Si seulement la CAQ pouvait blâmer le laxisme des satanées commissions scolaires. Elle les a abolies pour les remplacer par les centres de services scolaires, désignant directement leurs directeurs généraux et même les tuteurs du CSS de Montréal, où le problème est le plus aigu. Ce qui nous ramène à cette question : en matière d’application concrète de la laïcité dans les écoles publiques, la CAQ fut-elle incompétente ou fit-elle semblant de l’être ?

(Ce texte a d’abord été publié dans Le Devoir.)

3 avis sur « Le défroqué de la laïcité »

  1. Vous écrivez :  »…le Parti québécois a présenté une motion offrant de franchir un nouveau pas dans la sécularisation de la nation… »

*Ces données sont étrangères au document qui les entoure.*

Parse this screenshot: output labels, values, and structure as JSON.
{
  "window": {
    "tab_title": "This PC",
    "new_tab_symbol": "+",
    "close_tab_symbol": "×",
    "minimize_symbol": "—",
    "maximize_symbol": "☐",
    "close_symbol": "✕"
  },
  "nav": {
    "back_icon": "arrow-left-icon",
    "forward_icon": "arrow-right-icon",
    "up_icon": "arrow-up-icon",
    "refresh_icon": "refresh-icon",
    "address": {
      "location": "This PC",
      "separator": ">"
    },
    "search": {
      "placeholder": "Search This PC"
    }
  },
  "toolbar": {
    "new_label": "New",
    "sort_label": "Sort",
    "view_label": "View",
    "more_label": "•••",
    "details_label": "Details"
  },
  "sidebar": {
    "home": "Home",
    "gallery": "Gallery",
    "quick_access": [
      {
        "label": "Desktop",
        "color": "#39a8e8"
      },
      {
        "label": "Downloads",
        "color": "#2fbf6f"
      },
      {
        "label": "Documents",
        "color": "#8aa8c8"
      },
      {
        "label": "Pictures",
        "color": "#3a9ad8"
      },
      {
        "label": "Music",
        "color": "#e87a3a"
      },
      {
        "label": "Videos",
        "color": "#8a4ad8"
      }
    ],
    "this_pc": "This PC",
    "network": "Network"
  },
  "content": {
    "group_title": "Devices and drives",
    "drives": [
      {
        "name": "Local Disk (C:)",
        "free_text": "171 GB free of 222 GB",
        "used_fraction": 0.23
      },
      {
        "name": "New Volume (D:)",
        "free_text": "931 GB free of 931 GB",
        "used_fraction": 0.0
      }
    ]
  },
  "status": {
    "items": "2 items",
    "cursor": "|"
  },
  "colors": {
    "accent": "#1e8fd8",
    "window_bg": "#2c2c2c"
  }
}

    Il me semble que le terme laïcisation est plus juste :
    La laïcisation désigne l’action de rendre quelque chose laïque, c’est-à-dire de supprimer l’influence religieuse dans les institutions, les espaces publics, ou les pratiques.
    Par exemple, la laïcisation des écoles signifie qu’elles sont organisées selon les principes de la laïcité, indépendamment de toute religion.

    Alors que la sécularisation désigne le processus historique, sociologique et juridique par lequel les institutions et fonctions autrefois sous le contrôle religieux passent dans le domaine public et civil.
    Par exemple, cela peut inclure le transfert de propriétés d’institutions religieuses à des institutions séculières.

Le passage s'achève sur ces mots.